For others it is a time of great unease and uncertainty. For all of them, however, it is time to clear their drawers of personal things especially those they would not like others to see. During this time they become ordinary mortals.

They are civil and kind and remember their long lost friends.
Last Wednesday’s reshuffle was different. It was sudden. It took everyone by surprise. There was no time for preparation for retirement.

The public was not given the chance to fire and hire, at least in their wishes and imagination. Still the suddenness had its own dramatic effect. Now the speculation and analysis are after the fact.

“Experts” are still analysing the reasons for the president’s surprise move, never mind that it is his prerogative. On one thing all the experts are agreed: the reshuffle will have a big impact, competent people have been put in the right places.

That will remain the verdict until the next reshuffle.
Earlier in the week there was the announcement that Rwanda had restored diplomatic relations with France.

Although normalisation of diplomatic ties was always expected, it came upon us suddenly and earlier than expected. Admittedly the news of the restoration was not as exciting and dramatic as that of the severance of relations – with its David and Goliath attraction. Still there was something to cheer.

Rwanda had shown a level of independence and boldness rarely seen among the smaller countries. Such daring was only possible in the days of the cold war when one could always rely on one of the super powers coming to their aid in the event of a showdown.
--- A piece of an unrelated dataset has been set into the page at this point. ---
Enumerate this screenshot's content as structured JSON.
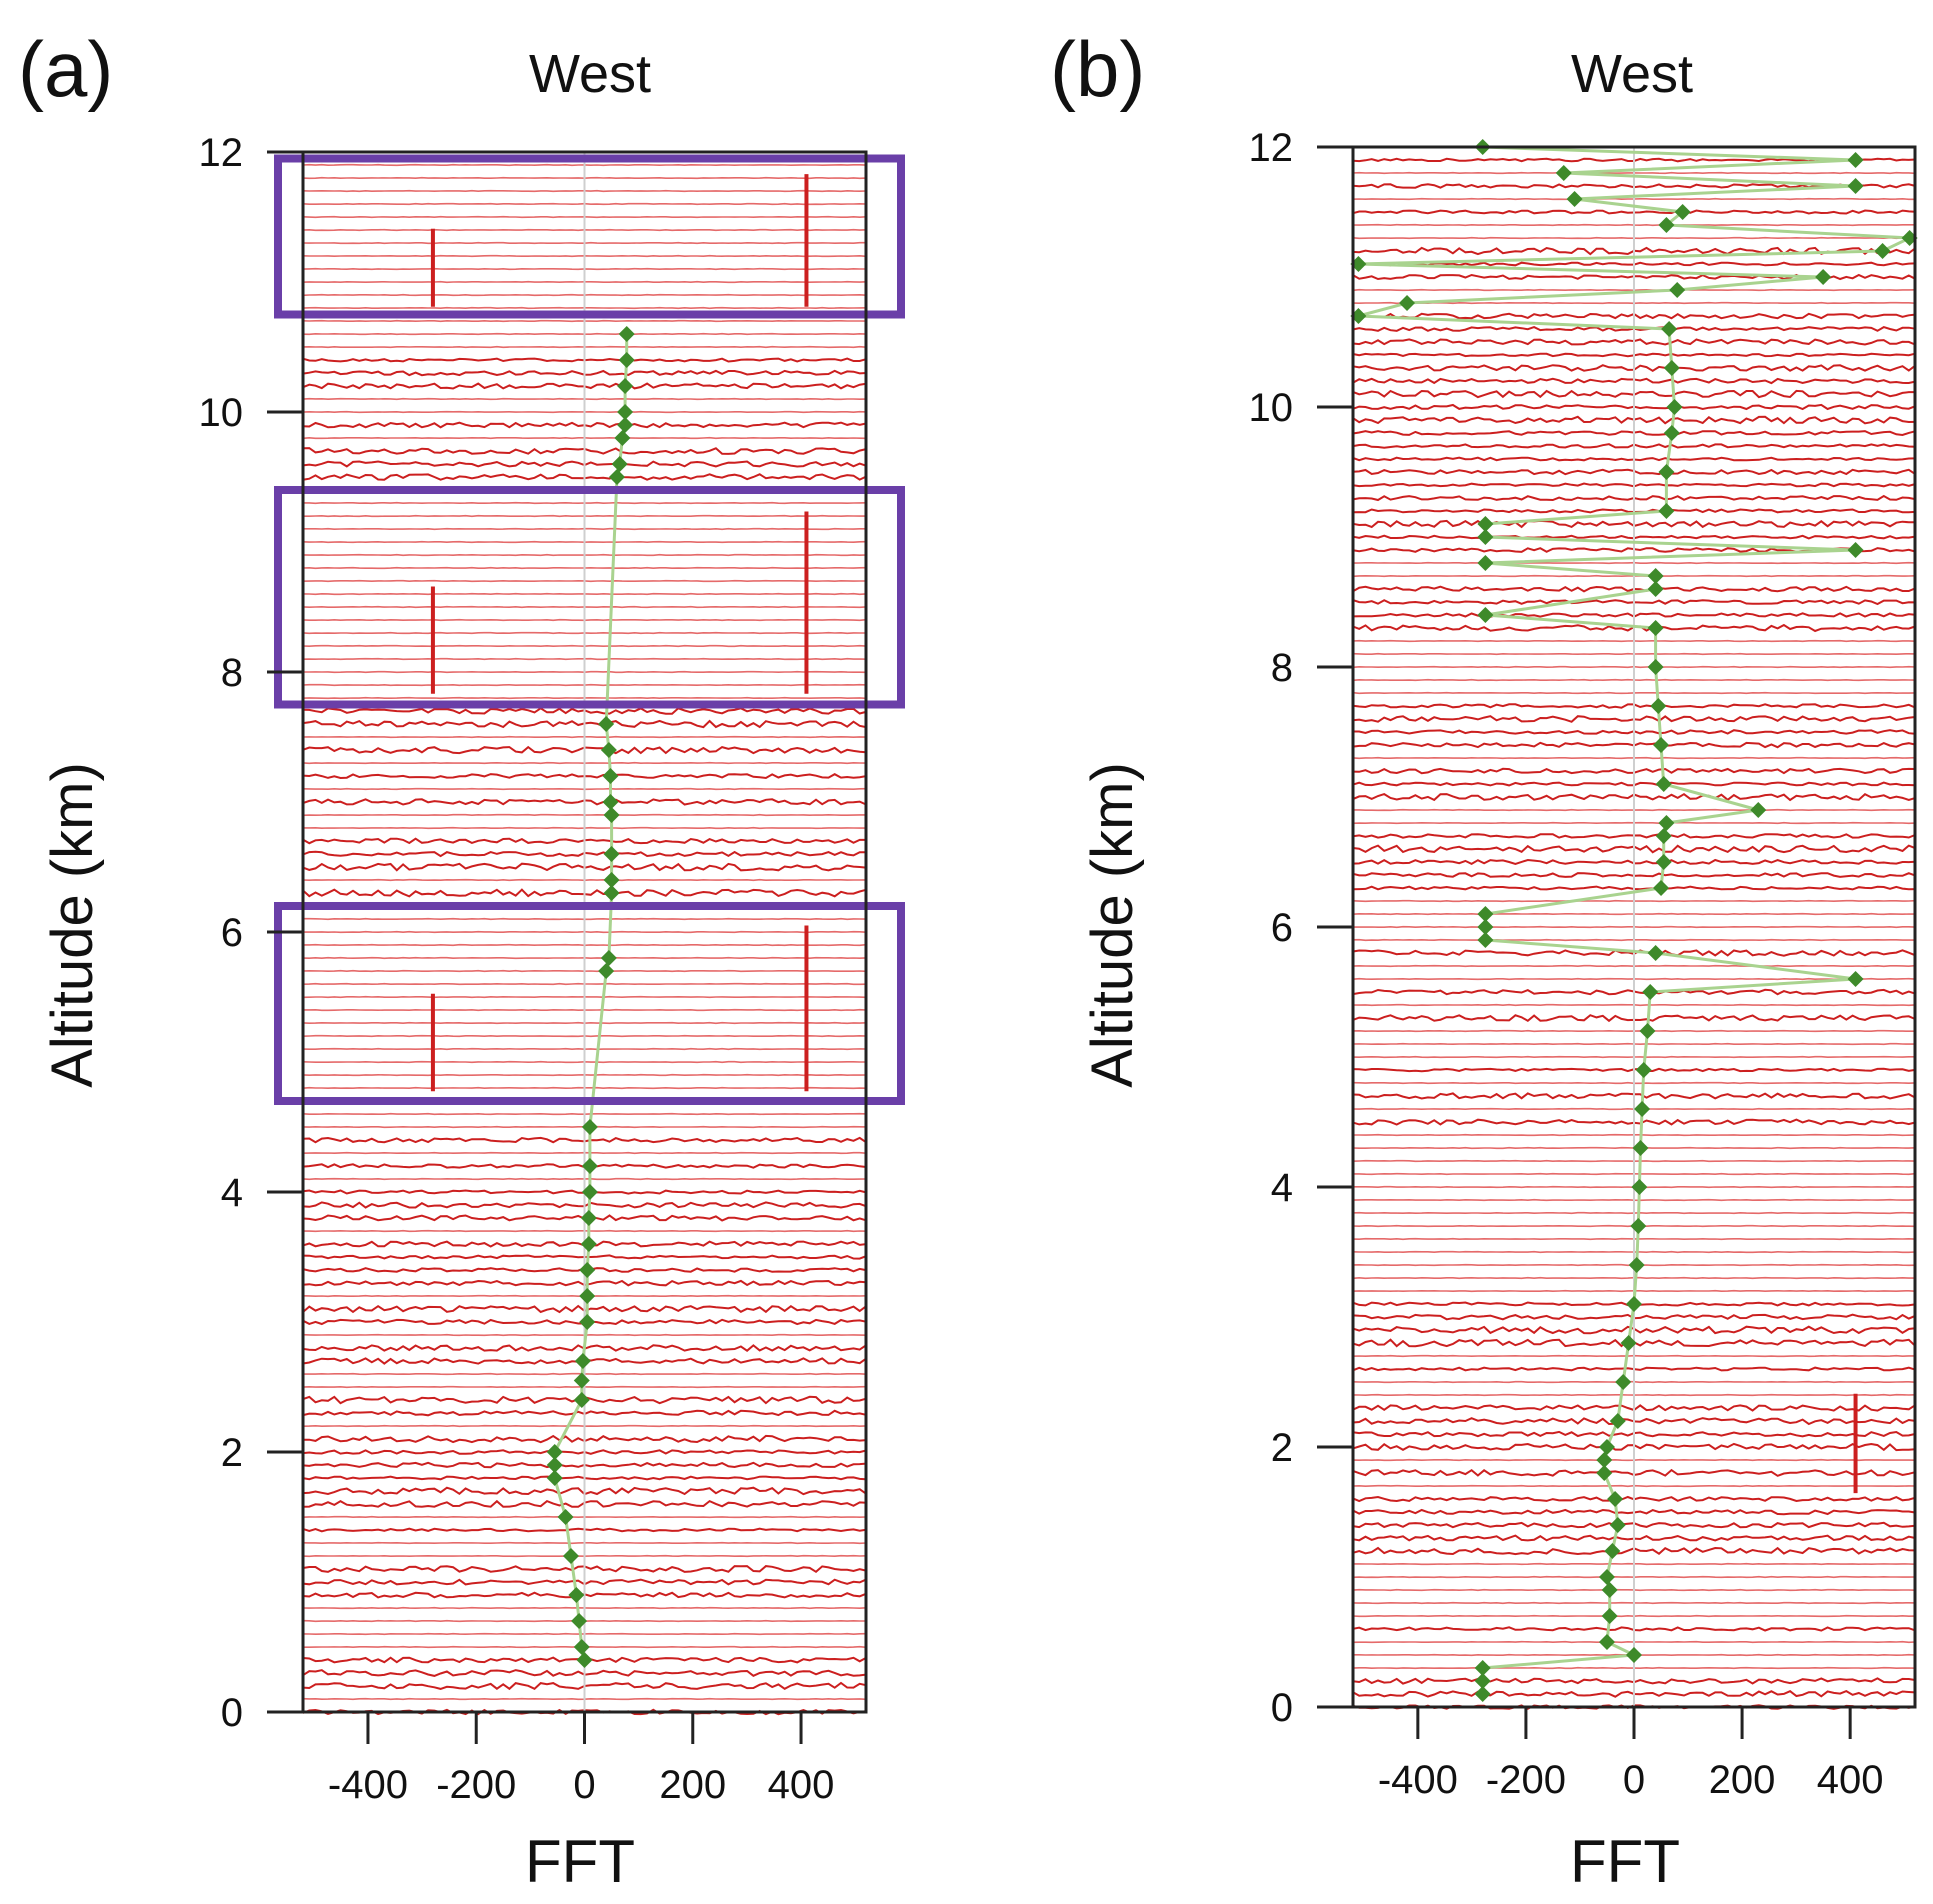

But this happening in the unipolar world! That was bold. It had shown that the little guys also had something called the national interest and dignity for which they were prepared to make enormous sacrifices.

The little guys could stare down the big fellows and make them blink first. That was a big boost to national pride.

Ordinary Rwandans may never know what negotiations may have taken place before the restorations of relations. But one thing is sure.

They have not seen the country succumb to the usual arm-twisting and intimidation to which smaller countries are routinely subjected. As a result Rwandans have earned the right to be taken seriously and to be respected.

All this was preceded by the news of Rwanda’s admision to the Commonwealth. This against all manner of opposition that came from the usual suspects – the so-called champions of human rights, self-declared experts and a biased media.

It was a good thing, too, they voiced their opposition because they were exposed in all their shallowness, pettiness and ignorance, and in the process shone the light on Rwanda’s achievements.

Without knowing it, opponents of Rwanda’s admission were actually the country’s strongest advocates. It was like the story of the beautiful girl and her spiteful stepmother. Despite all attempts to make her look ugly and to make her own ugly daughters look beautiful in comparison, the girl’s beauty still shone through.

Admission to the commonwealth brings challenges, however. Many people are going to have to learn new attitudes.

They will learn that the commonwealth, unlike the other grouping to which Rwanda belongs, is not exactly a paternalistic organisation.

Some people will therefore have to learn to live without a big brother who is not particularly useful but who enjoys playing the role.

And so when member states meet, it is not for lectures or for receiving instructions, or paying homage to the emperor, uncrowned though he may be.

To crown the week’s good news was the announcement that Rwanda is totally cleared of all landmines. The land reclaimed will be used for farming – another version of turning swords into ploughshares.

A good week for Rwanda. Plenty to cheer, a lot to talk about, little to gripe about.